21 November 2010

Review: CHILD'S PLAY, Reginald Hill - audio

Unabridged
Written in 1986, #9 in the Dalziel & Pascoe series
Downloaded from Audible.com
Reader is Colin Buchanan
LENGTH 8 hrs and 53 mins
AUDIBLE RELEASE DATE 03-25-05

Publisher's blurb
When a battered Ford Escort containing one very dead Italian turns up in the police car park, Peter Pascoe and his bloated superior Dalziel, are plunged into an investigation that makes internal police politics look like child's play.

If it had been my job to write the publisher's blurb, then mine would have looked more like this one from Amazon:
A half-dotty old Yorkshire widow dies, throwing her relations into confusion with a will that leaves her wealth to a son missing in action in World War II. If he's not found by 2015, the fortune will be divided among charities for animals, the needy and Women for Empire. A man resembling the long-lost son appears and disappears. Officials of the charities, surviving relatives and the deceased's lawyer begin a complicated bargaining dance.  A top cop campaigns to become Chief Constable. A young drifter enters the life of Sgt. Wield, forcing him to a decision about his homosexuality. There are a couple of apparently unrelated murders. Supt. Dalziel sorts it all out in his usual boorish, intuitive, irreverent way. He's helped by youthful, (relatively) cultured Inspector Pascoe, stolid Sgt. Wield and by Lexie Huby, a young, mousy legal secretary with lots of surprises.

If you are a fan of Reginald Hill's Dalziel & Pascoe series, then you've probably already read this one. It is yet another very engaging performance from Hill. I was struck by how he builds the plot from parallel investigations by his detective duo. At times they rub sparks off each other, and just as you are thinking what a clever clogs Peter Pascoe is, you come to the realisation that Andy Dalziel is already two steps ahead of him.

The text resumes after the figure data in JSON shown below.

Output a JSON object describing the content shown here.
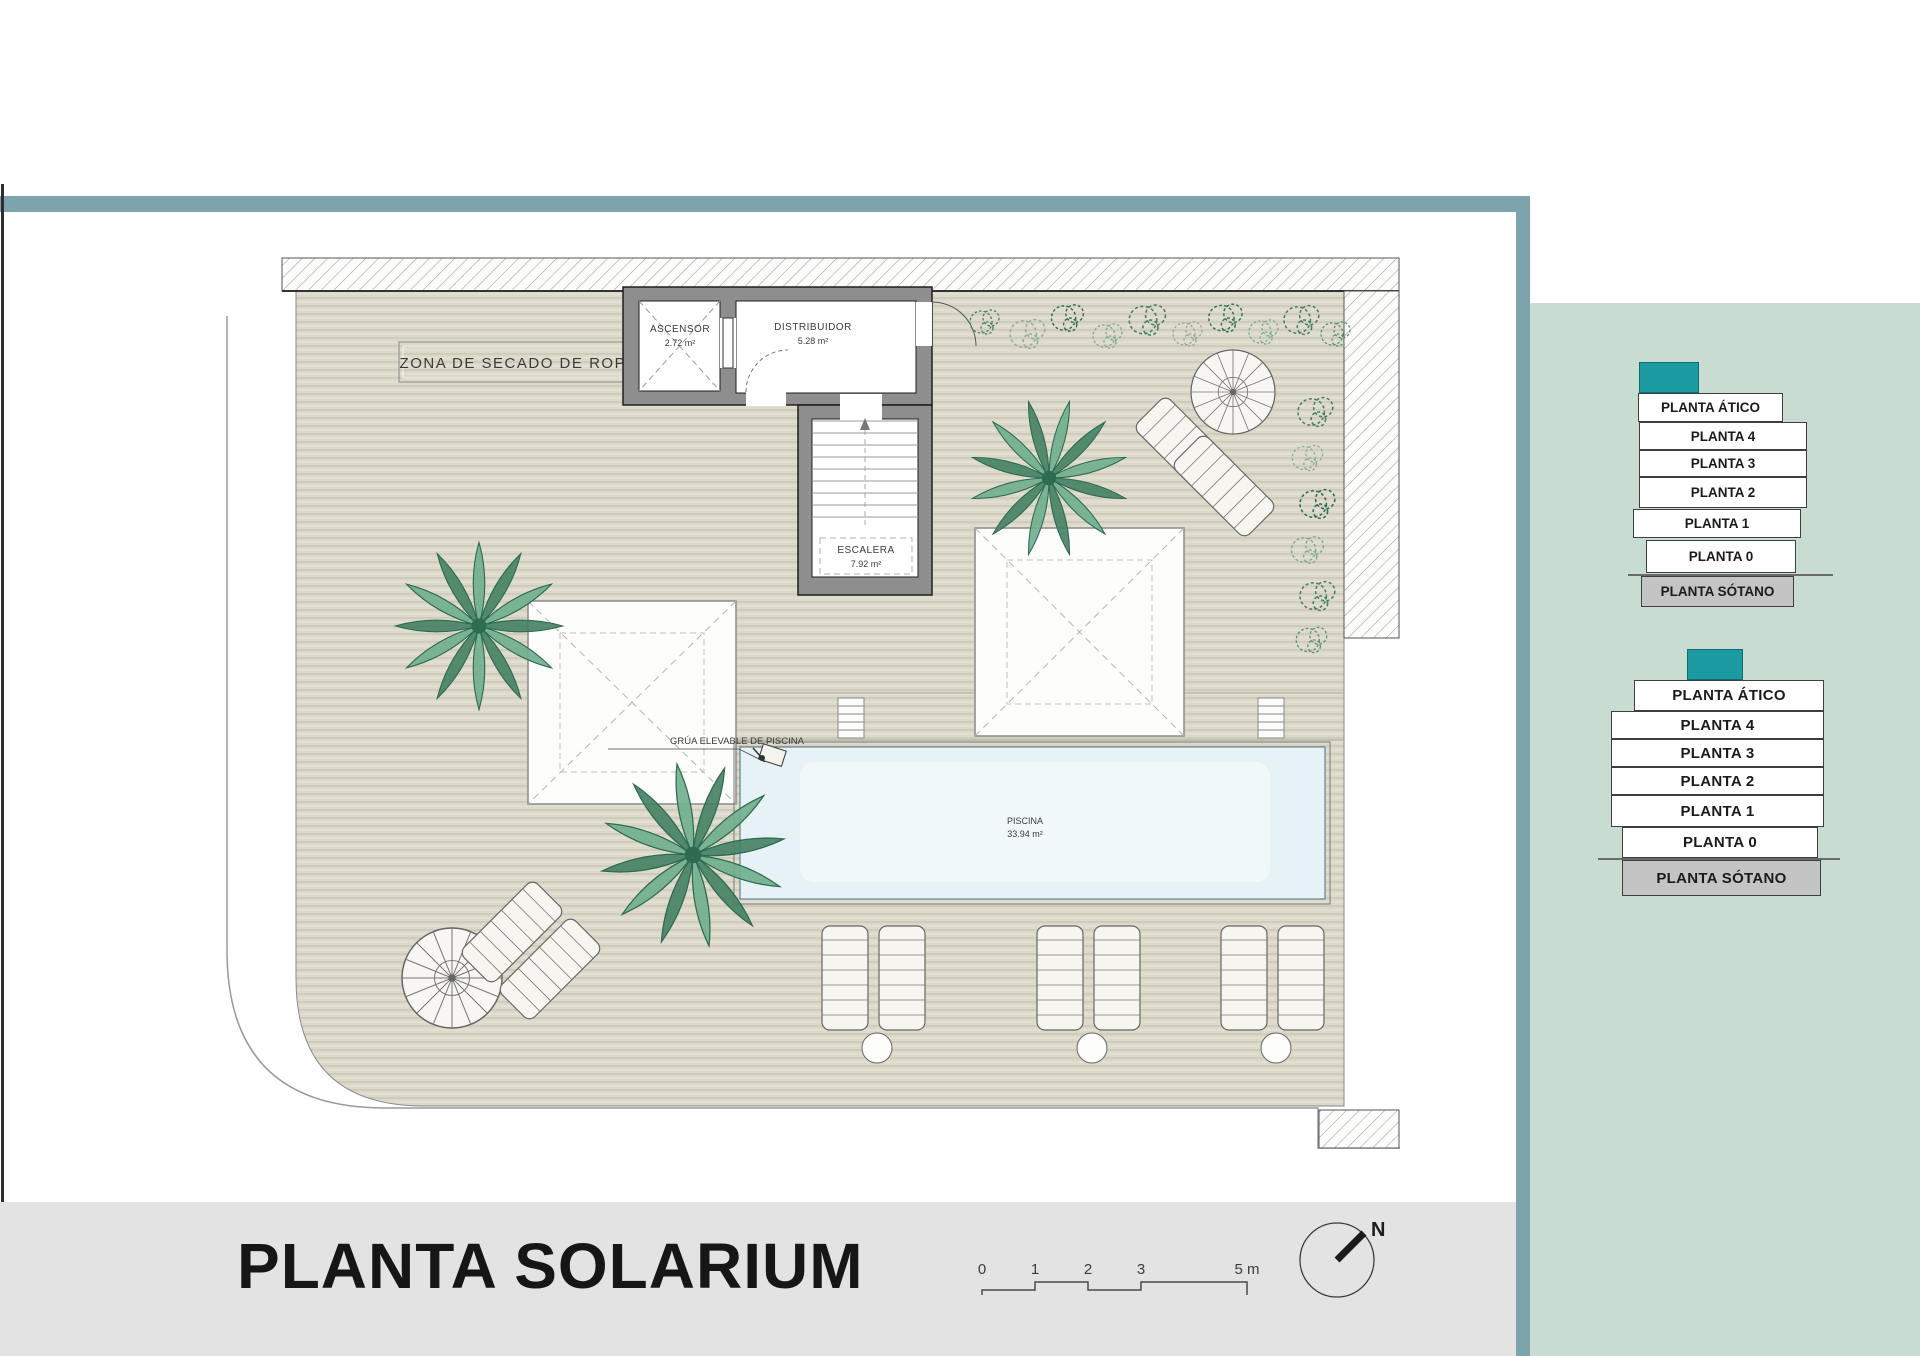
{
  "plan": {
    "title": "PLANTA SOLARIUM",
    "north": "N",
    "labels": {
      "zona_secado": "ZONA DE SECADO DE ROPA",
      "grua": "GRÚA ELEVABLE DE PISCINA"
    },
    "rooms": {
      "ascensor": {
        "name": "ASCENSOR",
        "area": "2.72 m²"
      },
      "distribuidor": {
        "name": "DISTRIBUIDOR",
        "area": "5.28 m²"
      },
      "escalera": {
        "name": "ESCALERA",
        "area": "7.92 m²"
      },
      "piscina": {
        "name": "PISCINA",
        "area": "33.94 m²"
      }
    },
    "scale_ticks": [
      "0",
      "1",
      "2",
      "3",
      "5 m"
    ]
  },
  "floor_selector_top": {
    "levels": [
      "PLANTA ÁTICO",
      "PLANTA 4",
      "PLANTA 3",
      "PLANTA 2",
      "PLANTA 1",
      "PLANTA 0",
      "PLANTA SÓTANO"
    ]
  },
  "floor_selector_bottom": {
    "levels": [
      "PLANTA ÁTICO",
      "PLANTA 4",
      "PLANTA 3",
      "PLANTA 2",
      "PLANTA 1",
      "PLANTA 0",
      "PLANTA SÓTANO"
    ]
  },
  "colors": {
    "frame_teal": "#7da4ad",
    "panel_green": "#c8dcd2",
    "selected_teal": "#1b9aa2",
    "pool_blue": "#e7f2f6",
    "deck_tan": "#dcd9cb",
    "wall_gray": "#8e8e8e",
    "footer_gray": "#e3e3e3"
  }
}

Pascoe methodically dots the i's and crosses the t's, while Fat Andy effortlessly surges ahead with impressive intuition.

Most enjoyable, with an excellent narration by Colin Buchanan who plays Peter Pascoe in the TV series.

My rating: 4.5

2 comments:

Anonymous said...

Kerrie - Thanks for this fine review. I do like Dalziel and Pascoe, so I'm glad you enjoyed this one :-). Interesting, too, isn't it, how the narration can make such a difference.

Heartbeatoz said...

Currently listening to Under World #10 in the Series and Colin Buchanan really does does do a great job of narrating these Books also like Shaun Dooley's Narration too with a Genuine Yorkshire Accent.